Acrow (ACF) H1 2025 earnings summary
Event summary combining transcript, slides, and related documents.
H1 2025 earnings summary
22 Dec, 2025Executive summary
Revenue rose 25% year-over-year to $126.6m, with EBITDA up 11% to $39.0m, driven by strong Industrial Access growth and acquisitions; Industrial Access now accounts for 50% of group revenue.
Major contract wins include the $42m Perdaman project in WA and the largest-ever Jumpform/Screens contract for Meriton.
Record secured hire contracts and pipeline, both up 39% year-over-year, supporting future growth.
Acquisitions of MI Scaffold, Benchmark Scaffolding, and ATEC enhance capabilities and support workforce development.

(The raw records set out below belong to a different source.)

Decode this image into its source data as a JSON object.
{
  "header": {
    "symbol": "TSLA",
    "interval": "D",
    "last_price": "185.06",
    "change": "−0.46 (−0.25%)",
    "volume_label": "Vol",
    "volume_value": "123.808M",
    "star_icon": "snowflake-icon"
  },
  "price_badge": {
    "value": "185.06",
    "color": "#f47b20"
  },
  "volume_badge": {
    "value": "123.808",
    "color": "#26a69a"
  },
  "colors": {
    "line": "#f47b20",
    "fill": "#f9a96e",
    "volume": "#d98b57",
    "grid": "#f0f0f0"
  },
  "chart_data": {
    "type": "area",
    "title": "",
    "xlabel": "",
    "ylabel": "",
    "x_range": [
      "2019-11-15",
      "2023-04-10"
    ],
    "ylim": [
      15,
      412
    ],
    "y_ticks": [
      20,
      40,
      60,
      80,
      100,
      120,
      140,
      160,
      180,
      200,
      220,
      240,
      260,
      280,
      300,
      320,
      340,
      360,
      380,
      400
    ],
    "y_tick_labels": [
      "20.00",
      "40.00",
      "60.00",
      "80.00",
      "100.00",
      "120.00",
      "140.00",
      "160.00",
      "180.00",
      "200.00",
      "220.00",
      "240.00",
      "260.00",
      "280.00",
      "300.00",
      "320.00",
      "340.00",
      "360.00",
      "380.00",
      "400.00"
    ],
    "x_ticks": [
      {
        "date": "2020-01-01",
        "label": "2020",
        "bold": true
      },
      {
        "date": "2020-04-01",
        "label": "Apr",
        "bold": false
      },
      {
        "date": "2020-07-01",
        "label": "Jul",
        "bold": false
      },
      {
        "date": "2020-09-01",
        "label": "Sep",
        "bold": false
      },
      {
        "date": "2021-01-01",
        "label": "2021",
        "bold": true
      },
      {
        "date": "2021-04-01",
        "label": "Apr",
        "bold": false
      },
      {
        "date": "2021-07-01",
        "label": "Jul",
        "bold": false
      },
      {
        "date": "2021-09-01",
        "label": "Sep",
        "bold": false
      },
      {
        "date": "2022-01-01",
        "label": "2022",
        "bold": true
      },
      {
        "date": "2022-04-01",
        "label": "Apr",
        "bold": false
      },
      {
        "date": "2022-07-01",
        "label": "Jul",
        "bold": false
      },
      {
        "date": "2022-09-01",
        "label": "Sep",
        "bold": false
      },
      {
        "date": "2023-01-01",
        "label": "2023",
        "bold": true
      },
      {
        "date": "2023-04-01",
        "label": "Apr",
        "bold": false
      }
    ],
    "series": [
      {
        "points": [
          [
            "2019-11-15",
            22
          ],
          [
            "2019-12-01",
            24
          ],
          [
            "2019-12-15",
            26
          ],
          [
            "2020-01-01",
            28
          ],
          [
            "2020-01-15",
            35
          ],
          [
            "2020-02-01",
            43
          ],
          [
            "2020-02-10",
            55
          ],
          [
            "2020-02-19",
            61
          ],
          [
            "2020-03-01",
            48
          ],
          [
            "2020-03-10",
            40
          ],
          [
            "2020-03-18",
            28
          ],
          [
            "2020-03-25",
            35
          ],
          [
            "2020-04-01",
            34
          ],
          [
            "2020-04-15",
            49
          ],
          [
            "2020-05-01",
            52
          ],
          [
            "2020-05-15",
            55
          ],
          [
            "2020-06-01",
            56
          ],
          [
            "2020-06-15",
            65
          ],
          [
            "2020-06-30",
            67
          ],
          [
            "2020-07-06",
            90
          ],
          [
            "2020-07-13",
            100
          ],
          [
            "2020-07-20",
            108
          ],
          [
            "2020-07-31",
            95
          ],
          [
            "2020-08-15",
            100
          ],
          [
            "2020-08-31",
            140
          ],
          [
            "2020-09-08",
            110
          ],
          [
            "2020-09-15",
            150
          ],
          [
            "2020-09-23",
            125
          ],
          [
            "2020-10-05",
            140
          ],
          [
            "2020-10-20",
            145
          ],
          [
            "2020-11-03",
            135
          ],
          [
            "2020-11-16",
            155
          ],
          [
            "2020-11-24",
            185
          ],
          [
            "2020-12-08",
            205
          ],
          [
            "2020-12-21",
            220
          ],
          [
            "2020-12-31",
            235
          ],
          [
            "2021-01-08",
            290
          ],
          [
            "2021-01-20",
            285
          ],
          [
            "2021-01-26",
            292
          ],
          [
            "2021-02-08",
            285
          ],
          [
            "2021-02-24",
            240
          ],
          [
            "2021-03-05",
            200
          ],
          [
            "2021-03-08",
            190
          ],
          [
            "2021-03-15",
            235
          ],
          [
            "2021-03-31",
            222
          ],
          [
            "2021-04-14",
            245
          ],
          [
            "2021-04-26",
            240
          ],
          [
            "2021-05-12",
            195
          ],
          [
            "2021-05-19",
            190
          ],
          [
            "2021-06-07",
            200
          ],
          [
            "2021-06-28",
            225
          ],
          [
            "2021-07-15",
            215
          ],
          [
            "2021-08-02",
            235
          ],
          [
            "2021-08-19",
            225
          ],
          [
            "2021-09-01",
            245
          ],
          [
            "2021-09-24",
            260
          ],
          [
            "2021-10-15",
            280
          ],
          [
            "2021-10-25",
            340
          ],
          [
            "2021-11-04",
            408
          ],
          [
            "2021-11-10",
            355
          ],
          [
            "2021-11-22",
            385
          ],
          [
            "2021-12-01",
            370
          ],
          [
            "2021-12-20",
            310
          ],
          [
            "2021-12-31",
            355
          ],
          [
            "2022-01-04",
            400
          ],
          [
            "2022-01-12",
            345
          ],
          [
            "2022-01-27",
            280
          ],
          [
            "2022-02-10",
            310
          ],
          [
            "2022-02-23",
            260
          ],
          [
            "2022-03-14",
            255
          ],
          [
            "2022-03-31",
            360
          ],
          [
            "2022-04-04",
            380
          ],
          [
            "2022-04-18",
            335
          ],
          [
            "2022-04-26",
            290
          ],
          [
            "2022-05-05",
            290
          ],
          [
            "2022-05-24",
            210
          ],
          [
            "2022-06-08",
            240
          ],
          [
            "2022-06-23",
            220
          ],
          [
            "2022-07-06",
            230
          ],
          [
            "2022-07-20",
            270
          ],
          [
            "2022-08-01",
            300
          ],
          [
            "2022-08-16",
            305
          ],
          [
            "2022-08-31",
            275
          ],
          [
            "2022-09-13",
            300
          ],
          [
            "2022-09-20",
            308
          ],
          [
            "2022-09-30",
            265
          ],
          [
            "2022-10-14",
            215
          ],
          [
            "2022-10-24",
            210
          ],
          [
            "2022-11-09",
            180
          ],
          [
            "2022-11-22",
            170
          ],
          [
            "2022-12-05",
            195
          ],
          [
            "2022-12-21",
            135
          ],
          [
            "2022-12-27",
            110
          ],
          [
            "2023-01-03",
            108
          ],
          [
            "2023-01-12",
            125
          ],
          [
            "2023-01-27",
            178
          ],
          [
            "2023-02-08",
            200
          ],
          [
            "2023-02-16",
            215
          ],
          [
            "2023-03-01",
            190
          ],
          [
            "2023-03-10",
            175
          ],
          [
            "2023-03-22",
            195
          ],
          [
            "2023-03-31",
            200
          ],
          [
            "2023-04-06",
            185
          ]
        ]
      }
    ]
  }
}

Balance sheet flexibility improved with expanded debt facilities and $54m headroom.
Financial highlights
Group revenue reached $126.6m, up from $101m year-over-year; underlying NPAT up 1% to $16.4m, reported NPAT down 24% to $9.4m due to significant items.
EBITDA up 11% to $39.0m; EBITDA margin declined to 30.8% from 34.8% due to revenue mix shift.
Dividend increased to 2.9cps, fully franked, with expectations for a higher full-year dividend.
Net debt rose by $23.3m to $92.0m, mainly from front-ended capex and earn-out payments; Net Debt/EBITDA at 1.3x.
Cash flow from operations at $23.5m, with a 70% conversion rate.
Outlook and guidance
FY25 guidance targets 27% revenue growth, 14% EBITDA, 11% NPAT, and 2% EPS growth at midpoint; guidance maintained despite project delays.
Medium-term outlook remains strong, supported by record secured contracts, major project commencements, and continued Industrial Access expansion.
Jumpform and Screens businesses expected to see significant growth in the second half and into next year.
Gearing expected to decline in 2H FY25; capex to normalize after front-ended spend.
Deferred Queensland revenue (AUD 5m EBITDA) expected to boost FY2026.